S’il fallait mettre les mains dans la merde, on pouvait mettre les mains dans la merde
« On savait quel type de match on allait avoir, a poursuivi Mbappé à la fin des quatre rounds, sur la Six. On a montré qu’on n’était pas seulement une équipe qui savait jouer un football offensif. S’il fallait mettre les mains dans la merde, on pouvait mettre les mains dans la merde, désolé de l’expression. » Rayan Cherki lui a emboîté le pas : « Moi j’aurais pas dit (seulement) les mains, on plonge dedans ! On ne fait pas de détails. De toute façon, pour gagner une Coupe du monde, il n’y a pas de calcul à faire. »

Prime au sang froid
Jusqu’au carton jaune de Manu Koné, coupable d’une faute (82e) que Juan Cáceres avait faite quelques minutes plus tôt sur Kylian Mbappé, ces Bleus ont su souffrir. Ils n’ont pas cédé aux provocations qui ont émaillé les 23 fautes de la partie (selon la police, le triple selon les téléspectateurs). Ils connaissaient les combines comme celle de labourer le point de penalty. L’avertissement du milieu romain et les deux autres des Bleus ne sont rien à côté de l’absence de blessés et de ces constats : un Mondial n’est jamais fluide et le Paraguay de 2026 ressemble à celui de 1998. William Saliba a fini par le résumer : « Ils ont essayé de nous faire sortir de notre match, mais on est restés concentrés. […] On finit à onze, on est restés dans notre match et à la fin, on est qualifiés. » Parfait.
🗣️ Devant les micros, William Saliba est revenu sur la qualification de l'équipe de France et sur la guerre des nerfs face aux Paraguayens. pic.twitter.com/QV3miWA7PS
— SO FOOT (@sofoot) July 5, 2026
Avant que Désiré Doué, puis Kylian Mbappé, ne récompensent cette heure et demie de patience et de self control, le Paraguay a réitéré sa prestation de lundi contre l’Allemagne, en mieux : l’Albirroja n’a pas chopé le moindre carton jaune ce soir, une première pour eux en Coupe du monde depuis 1998, indique Opta. Et pourtant, Matías Galarza, Gustavo, Diego Gomez et les autres auraient filé un tas de piqûres au festival des moustiques.

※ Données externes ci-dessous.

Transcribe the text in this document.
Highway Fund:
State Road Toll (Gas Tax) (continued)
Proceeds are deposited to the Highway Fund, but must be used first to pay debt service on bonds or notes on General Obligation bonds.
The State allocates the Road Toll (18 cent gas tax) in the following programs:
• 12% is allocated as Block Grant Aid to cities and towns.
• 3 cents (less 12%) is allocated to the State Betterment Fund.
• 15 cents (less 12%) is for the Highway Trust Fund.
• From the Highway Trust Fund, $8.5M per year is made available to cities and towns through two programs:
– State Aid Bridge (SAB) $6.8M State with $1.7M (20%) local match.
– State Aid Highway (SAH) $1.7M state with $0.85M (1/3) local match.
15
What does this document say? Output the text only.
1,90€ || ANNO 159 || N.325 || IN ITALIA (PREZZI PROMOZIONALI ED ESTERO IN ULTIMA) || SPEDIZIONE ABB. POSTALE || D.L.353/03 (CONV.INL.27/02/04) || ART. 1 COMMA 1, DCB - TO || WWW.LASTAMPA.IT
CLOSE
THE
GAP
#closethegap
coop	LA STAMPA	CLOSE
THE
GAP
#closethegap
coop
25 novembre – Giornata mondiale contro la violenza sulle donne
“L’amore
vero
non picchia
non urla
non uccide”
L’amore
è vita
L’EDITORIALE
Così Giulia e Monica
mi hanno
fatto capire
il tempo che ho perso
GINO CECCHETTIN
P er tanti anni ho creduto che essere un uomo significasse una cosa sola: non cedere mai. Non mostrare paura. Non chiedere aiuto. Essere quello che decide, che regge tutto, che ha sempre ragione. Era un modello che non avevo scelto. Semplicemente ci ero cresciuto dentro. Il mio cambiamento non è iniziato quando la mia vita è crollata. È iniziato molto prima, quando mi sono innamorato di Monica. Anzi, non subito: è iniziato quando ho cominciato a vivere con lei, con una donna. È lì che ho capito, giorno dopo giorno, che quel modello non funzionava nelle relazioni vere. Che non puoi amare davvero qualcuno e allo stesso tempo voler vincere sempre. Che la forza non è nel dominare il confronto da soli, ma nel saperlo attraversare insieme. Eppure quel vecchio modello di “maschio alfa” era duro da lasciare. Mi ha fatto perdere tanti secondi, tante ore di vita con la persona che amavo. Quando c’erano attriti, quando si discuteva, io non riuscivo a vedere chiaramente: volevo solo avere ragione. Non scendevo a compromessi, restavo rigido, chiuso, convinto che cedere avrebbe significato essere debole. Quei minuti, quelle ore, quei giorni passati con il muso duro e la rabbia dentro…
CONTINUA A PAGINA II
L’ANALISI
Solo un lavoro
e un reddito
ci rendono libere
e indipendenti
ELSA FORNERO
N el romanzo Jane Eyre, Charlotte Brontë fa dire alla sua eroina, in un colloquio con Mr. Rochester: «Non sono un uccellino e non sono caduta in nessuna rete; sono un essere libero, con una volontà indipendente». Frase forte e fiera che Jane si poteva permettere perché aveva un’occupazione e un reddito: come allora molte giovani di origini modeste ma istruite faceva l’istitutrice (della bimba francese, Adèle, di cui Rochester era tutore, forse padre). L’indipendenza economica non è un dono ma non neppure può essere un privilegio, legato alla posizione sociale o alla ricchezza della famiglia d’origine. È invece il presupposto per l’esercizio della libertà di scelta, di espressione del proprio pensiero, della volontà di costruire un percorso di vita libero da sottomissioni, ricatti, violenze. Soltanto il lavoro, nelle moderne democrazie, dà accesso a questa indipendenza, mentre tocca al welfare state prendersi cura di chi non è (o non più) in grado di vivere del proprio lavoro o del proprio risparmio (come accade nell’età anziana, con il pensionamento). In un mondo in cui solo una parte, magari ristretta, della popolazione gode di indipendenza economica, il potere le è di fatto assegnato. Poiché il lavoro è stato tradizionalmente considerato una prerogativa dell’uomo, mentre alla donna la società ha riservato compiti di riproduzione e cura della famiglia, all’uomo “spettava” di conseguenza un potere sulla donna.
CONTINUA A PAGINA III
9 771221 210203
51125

La joie de Didier Deschamps au coup de sifflet final, et ses injonctions à rester calmes, souriants face aux provocations, soudés dans les moments de tension, montrent que ces Bleus savaient qu’ils allaient être pris à leur propre noms. Tous ecchymosés, ils sont allés faire la fête devant leur tribune, pendant que Gustavo Gomez cherchait des noises comme José Luis Chilavert cherchait des Noirs le matin même. La France a montré son unité. Le mot cousinade est entré dans le dictionnaire en 2012, année de l’arrivée de Didier Deschamps. La fête de famille se poursuit. C’est le plus important.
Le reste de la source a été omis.